The variance among people with greater cultural differences between them highlights aspects of group identity, reactions to uncertainty and ambiguity, and directness of communication. All of this can lead to unease, difficulty with understanding, or subverted expectations and negative reactions to comments or questions.
Nonetheless, Ting-Toomey and researchers like her have also illustrated the great opportunity available in tapping the potential of cultural difference for deeper innovation and greater creativity. This is thanks to the wide range of perspectives, ideas, problem-solving approaches, and knowledge that exists in a more diverse workplace.
Thus, the challenge is presented: our competencies should be honed to facilitate effective workplace communication among people of diverse cultural backgrounds. Our goal should be to feel as comfortable speaking and communication with those of differing backgrounds as we do with those who have the same background. Such an ability is a useful heuristic for the idea of intercultural competence.
Measuring and Developing Intercultural Competence
All organizations, large and small, must develop the appropriate intercultural competence within their workplaces. Diversity today is universal. Whether your organization is regional, small, large, international, or spanning the entire world, cultural differences will exist in your workplace and between the people in it. Working well with your team, ensuring the people in the organization feel heard and can communicate effectively with one another, is crucial to success. This is the core of intercultural competence.
There is therefore a need for the measurement and development of intercultural competence as a quantifiable metric. This takes the form of the IDI, or Intercultural Development Inventory, which was created by Dr. Mitchell Hammer and Dr. Milton Bennett. The IDI is a statistically significant measure of the intercultural sensitivity and intercultural competence of an individual or group that is valid cross-culturally.
Within the IDI, there are two measures each for intercultural sensitivity and intercultural competence. Reports on both can be generated for individuals and for a group based on their respective responses to a questionnaire. The actual and self-perceived development in these areas are both assessed, with self-perceived development always further along than actual. This is because an individual will always overestimate one’s own effectiveness. Graphs of the results are presented with the reports, which can be interpreted and developed by certified IDI administrators, leading to constructive discussion and conversation.

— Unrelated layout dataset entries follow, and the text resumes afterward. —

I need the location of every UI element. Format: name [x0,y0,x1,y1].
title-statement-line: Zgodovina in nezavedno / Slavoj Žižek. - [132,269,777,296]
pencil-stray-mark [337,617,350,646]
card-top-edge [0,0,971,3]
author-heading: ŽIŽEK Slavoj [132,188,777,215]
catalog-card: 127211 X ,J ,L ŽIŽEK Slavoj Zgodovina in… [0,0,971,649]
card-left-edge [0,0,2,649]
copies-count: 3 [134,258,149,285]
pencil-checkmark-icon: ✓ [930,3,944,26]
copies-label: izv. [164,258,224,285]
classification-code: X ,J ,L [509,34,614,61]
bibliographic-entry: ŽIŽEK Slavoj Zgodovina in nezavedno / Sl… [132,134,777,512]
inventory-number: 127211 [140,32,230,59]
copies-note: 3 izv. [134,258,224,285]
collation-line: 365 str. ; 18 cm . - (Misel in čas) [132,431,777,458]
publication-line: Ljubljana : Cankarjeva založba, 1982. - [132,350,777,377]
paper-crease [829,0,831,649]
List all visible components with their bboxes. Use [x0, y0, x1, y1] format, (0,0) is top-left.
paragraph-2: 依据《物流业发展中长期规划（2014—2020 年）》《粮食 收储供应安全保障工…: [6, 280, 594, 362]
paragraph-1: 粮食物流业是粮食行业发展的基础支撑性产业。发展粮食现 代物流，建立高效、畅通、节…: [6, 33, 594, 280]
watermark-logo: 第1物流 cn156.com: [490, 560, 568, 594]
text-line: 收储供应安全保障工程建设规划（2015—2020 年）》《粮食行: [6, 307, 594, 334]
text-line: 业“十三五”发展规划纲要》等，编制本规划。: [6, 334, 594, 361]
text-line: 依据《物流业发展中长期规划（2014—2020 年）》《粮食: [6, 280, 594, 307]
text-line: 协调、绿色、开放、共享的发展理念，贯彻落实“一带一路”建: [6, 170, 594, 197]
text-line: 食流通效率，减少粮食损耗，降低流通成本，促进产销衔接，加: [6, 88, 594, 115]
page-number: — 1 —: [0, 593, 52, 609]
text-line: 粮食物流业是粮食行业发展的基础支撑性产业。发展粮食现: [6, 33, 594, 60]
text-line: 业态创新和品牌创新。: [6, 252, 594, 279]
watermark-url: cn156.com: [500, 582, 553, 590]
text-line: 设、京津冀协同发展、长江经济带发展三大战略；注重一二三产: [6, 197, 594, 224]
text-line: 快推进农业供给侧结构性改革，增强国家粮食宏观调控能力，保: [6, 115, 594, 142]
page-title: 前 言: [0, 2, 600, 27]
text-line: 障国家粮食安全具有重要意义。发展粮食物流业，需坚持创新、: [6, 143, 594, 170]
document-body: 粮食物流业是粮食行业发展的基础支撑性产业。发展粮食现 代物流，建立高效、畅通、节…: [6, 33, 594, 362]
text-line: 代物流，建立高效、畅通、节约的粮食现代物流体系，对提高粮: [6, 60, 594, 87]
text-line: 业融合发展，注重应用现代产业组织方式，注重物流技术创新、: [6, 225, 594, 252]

There are many IDI-based measurements that prove useful in HR work for professionals in the field. Below is outlined one such application:
Positioning for organizational growth challenges. This application allows an organization to develop the intercultural competence of its leaders. This includes both individual and group IDI reports for all involved, enabling the development of group sessions that are focused on the team’s (made up of individuals) specific positioning, desires, and needs. Before this session, each individual in the group can take part in personal coaching and engagement to receive feedback, which offers a tailored approach that facilitates a streamlined group session. Both newly-formed and established teams can benefit from this approach, as it allows those of diverse backgrounds to more effectively communicate and yields positive results for all.

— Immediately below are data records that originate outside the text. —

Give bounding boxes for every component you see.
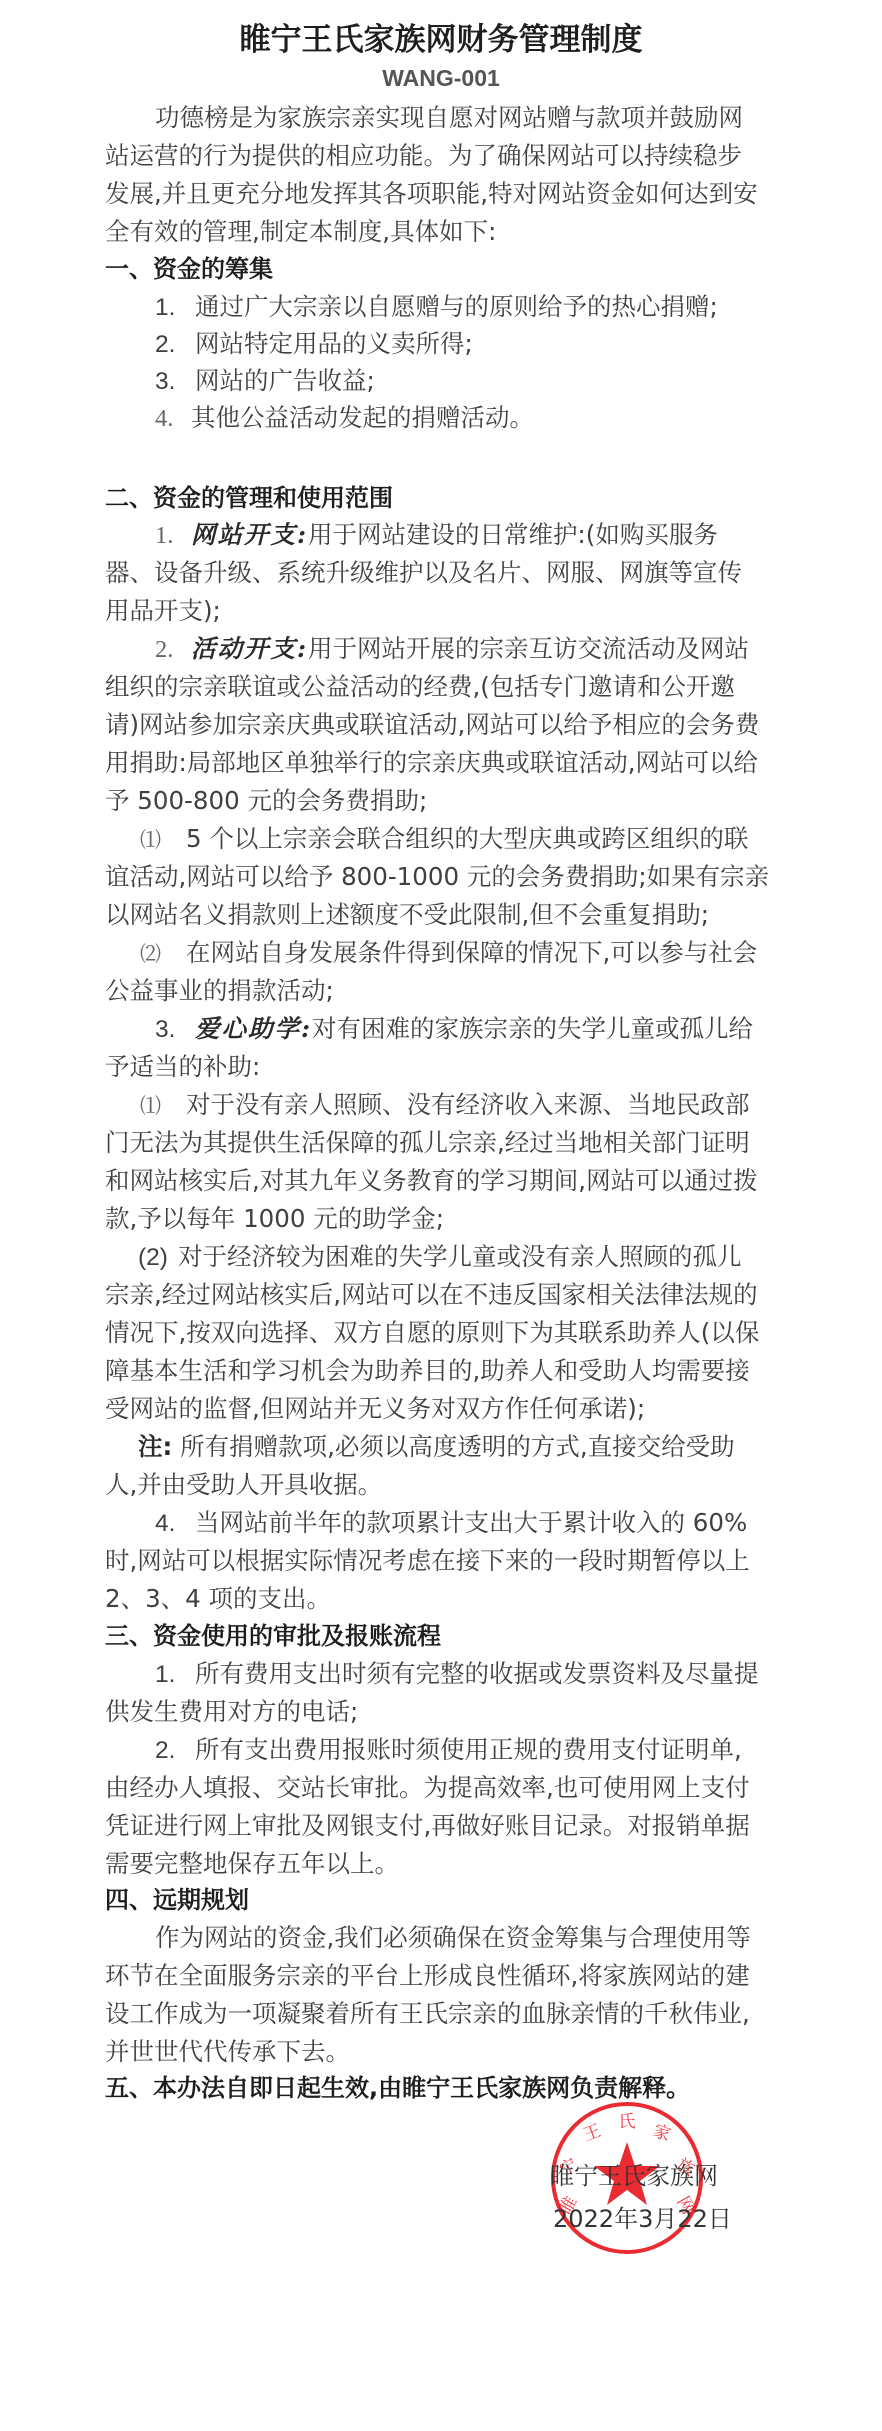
list-number: 4. <box>155 401 191 437</box>
list-item: 2.活动开支:用于网站开展的宗亲互访交流活动及网站 <box>155 631 749 668</box>
text-line: 人,并由受助人开具收据。 <box>105 1467 382 1503</box>
list-text: 所有费用支出时须有完整的收据或发票资料及尽量提 <box>195 1659 759 1688</box>
list-text: 其他公益活动发起的捐赠活动。 <box>191 403 534 432</box>
text-line: 宗亲,经过网站核实后,网站可以在不违反国家相关法律法规的 <box>105 1277 758 1313</box>
sub-item: ⑵在网站自身发展条件得到保障的情况下,可以参与社会 <box>140 935 757 972</box>
text-line: 需要完整地保存五年以上。 <box>105 1846 399 1882</box>
list-text: 用于网站开展的宗亲互访交流活动及网站 <box>308 634 749 663</box>
svg-text:氏: 氏 <box>619 2112 636 2132</box>
text-line: 谊活动,网站可以给予 800-1000 元的会务费捐助;如果有宗亲 <box>105 859 769 895</box>
svg-text:王: 王 <box>581 2121 604 2146</box>
sub-number: (2) <box>138 1240 178 1276</box>
section-heading: 三、资金使用的审批及报账流程 <box>105 1618 441 1654</box>
text-line: 设工作成为一项凝聚着所有王氏宗亲的血脉亲情的千秋伟业, <box>105 1996 750 2032</box>
list-number: 4. <box>155 1506 195 1542</box>
text-line: 款,予以每年 1000 元的助学金; <box>105 1201 444 1237</box>
intro-line: 发展,并且更充分地发挥其各项职能,特对网站资金如何达到安 <box>105 176 758 212</box>
list-text: 当网站前半年的款项累计支出大于累计收入的 60% <box>195 1508 747 1537</box>
text-line: 组织的宗亲联谊或公益活动的经费,(包括专门邀请和公开邀 <box>105 669 735 705</box>
text-line: 供发生费用对方的电话; <box>105 1694 358 1730</box>
intro-line: 功德榜是为家族宗亲实现自愿对网站赠与款项并鼓励网 <box>155 100 743 136</box>
text-line: 凭证进行网上审批及网银支付,再做好账目记录。对报销单据 <box>105 1808 750 1844</box>
list-text: 对有困难的家族宗亲的失学儿童或孤儿给 <box>312 1014 753 1043</box>
list-text: 用于网站建设的日常维护:(如购买服务 <box>308 520 718 549</box>
text-line: 请)网站参加宗亲庆典或联谊活动,网站可以给予相应的会务费 <box>105 707 759 743</box>
list-item: 3.网站的广告收益; <box>155 363 375 400</box>
document-page: 睢宁王氏家族网财务管理制度 WANG-001 功德榜是为家族宗亲实现自愿对网站赠… <box>0 0 882 2431</box>
svg-text:家: 家 <box>650 2121 673 2146</box>
text-line: 门无法为其提供生活保障的孤儿宗亲,经过当地相关部门证明 <box>105 1125 750 1161</box>
list-number: 1. <box>155 290 195 326</box>
document-title: 睢宁王氏家族网财务管理制度 <box>0 18 882 62</box>
note-label: 注: <box>138 1432 172 1461</box>
signature-org: 睢宁王氏家族网 <box>550 2160 718 2192</box>
text-line: 由经办人填报、交站长审批。为提高效率,也可使用网上支付 <box>105 1770 750 1806</box>
text-line: 和网站核实后,对其九年义务教育的学习期间,网站可以通过拨 <box>105 1163 758 1199</box>
section-heading: 二、资金的管理和使用范围 <box>105 480 393 516</box>
list-number: 2. <box>155 327 195 363</box>
sub-item: (2)对于经济较为困难的失学儿童或没有亲人照顾的孤儿 <box>138 1239 742 1276</box>
list-text: 所有支出费用报账时须使用正规的费用支付证明单, <box>195 1735 742 1764</box>
sub-text: 对于没有亲人照顾、没有经济收入来源、当地民政部 <box>186 1090 750 1119</box>
item-label: 活动开支: <box>191 634 308 663</box>
list-number: 3. <box>155 364 195 400</box>
list-item: 1.网站开支:用于网站建设的日常维护:(如购买服务 <box>155 517 718 554</box>
list-text: 网站的广告收益; <box>195 366 375 395</box>
note-text: 所有捐赠款项,必须以高度透明的方式,直接交给受助 <box>180 1432 735 1461</box>
list-item: 1.通过广大宗亲以自愿赠与的原则给予的热心捐赠; <box>155 289 718 326</box>
intro-line: 站运营的行为提供的相应功能。为了确保网站可以持续稳步 <box>105 138 742 174</box>
text-line: 用品开支); <box>105 593 221 629</box>
text-line: 环节在全面服务宗亲的平台上形成良性循环,将家族网站的建 <box>105 1958 750 1994</box>
list-text: 网站特定用品的义卖所得; <box>195 329 473 358</box>
item-label: 网站开支: <box>191 520 308 549</box>
section-heading: 四、远期规划 <box>105 1882 249 1918</box>
list-item: 3.爱心助学:对有困难的家族宗亲的失学儿童或孤儿给 <box>155 1011 753 1048</box>
text-line: 时,网站可以根据实际情况考虑在接下来的一段时期暂停以上 <box>105 1543 750 1579</box>
document-code: WANG-001 <box>0 62 882 94</box>
list-number: 3. <box>155 1012 195 1048</box>
sub-text: 对于经济较为困难的失学儿童或没有亲人照顾的孤儿 <box>178 1242 742 1271</box>
list-number: 2. <box>155 1733 195 1769</box>
item-label: 爱心助学: <box>195 1014 312 1043</box>
text-line: 公益事业的捐款活动; <box>105 973 334 1009</box>
sub-text: 5 个以上宗亲会联合组织的大型庆典或跨区组织的联 <box>186 824 748 853</box>
list-item: 2.网站特定用品的义卖所得; <box>155 326 473 363</box>
text-line: 障基本生活和学习机会为助养目的,助养人和受助人均需要接 <box>105 1353 750 1389</box>
list-item: 1.所有费用支出时须有完整的收据或发票资料及尽量提 <box>155 1656 759 1693</box>
text-line: 作为网站的资金,我们必须确保在资金筹集与合理使用等 <box>155 1920 751 1956</box>
list-number: 1. <box>155 518 191 554</box>
note: 注: 所有捐赠款项,必须以高度透明的方式,直接交给受助 <box>138 1429 735 1465</box>
list-item: 4.其他公益活动发起的捐赠活动。 <box>155 400 534 437</box>
list-number: 2. <box>155 632 191 668</box>
text-line: 2、3、4 项的支出。 <box>105 1581 331 1617</box>
list-item: 2.所有支出费用报账时须使用正规的费用支付证明单, <box>155 1732 742 1769</box>
text-line: 予 500-800 元的会务费捐助; <box>105 783 427 819</box>
sub-text: 在网站自身发展条件得到保障的情况下,可以参与社会 <box>186 938 757 967</box>
text-line: 器、设备升级、系统升级维护以及名片、网服、网旗等宣传 <box>105 555 742 591</box>
text-line: 用捐助:局部地区单独举行的宗亲庆典或联谊活动,网站可以给 <box>105 745 758 781</box>
signature-date: 2022年3月22日 <box>553 2203 732 2235</box>
text-line: 情况下,按双向选择、双方自愿的原则下为其联系助养人(以保 <box>105 1315 759 1351</box>
list-text: 通过广大宗亲以自愿赠与的原则给予的热心捐赠; <box>195 292 718 321</box>
sub-item: ⑴5 个以上宗亲会联合组织的大型庆典或跨区组织的联 <box>140 821 748 858</box>
list-item: 4.当网站前半年的款项累计支出大于累计收入的 60% <box>155 1505 747 1542</box>
text-line: 予适当的补助: <box>105 1049 260 1085</box>
section-heading: 一、资金的筹集 <box>105 251 273 287</box>
text-line: 以网站名义捐款则上述额度不受此限制,但不会重复捐助; <box>105 897 709 933</box>
sub-number: ⑴ <box>140 1088 186 1124</box>
sub-item: ⑴对于没有亲人照顾、没有经济收入来源、当地民政部 <box>140 1087 750 1124</box>
sub-number: ⑵ <box>140 936 186 972</box>
list-number: 1. <box>155 1657 195 1693</box>
text-line: 受网站的监督,但网站并无义务对双方作任何承诺); <box>105 1391 645 1427</box>
intro-line: 全有效的管理,制定本制度,具体如下: <box>105 214 496 250</box>
sub-number: ⑴ <box>140 822 186 858</box>
text-line: 并世世代代传承下去。 <box>105 2034 350 2070</box>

The desire for an inclusive workplace is a common refrain among leaders and HR professionals today. However, very few actually put the effort in, with fewer still actually achieving such a goal. A primary contributing factor to this disappointing outcome is an insufficient focus or understanding of communication and behavior among an increasingly diverse workforce. By taking a resolute approach to the building of intercultural sensitivity and competence in the workplace, an organization can grow to achieve both its business objectives and the objectives of an inclusive space.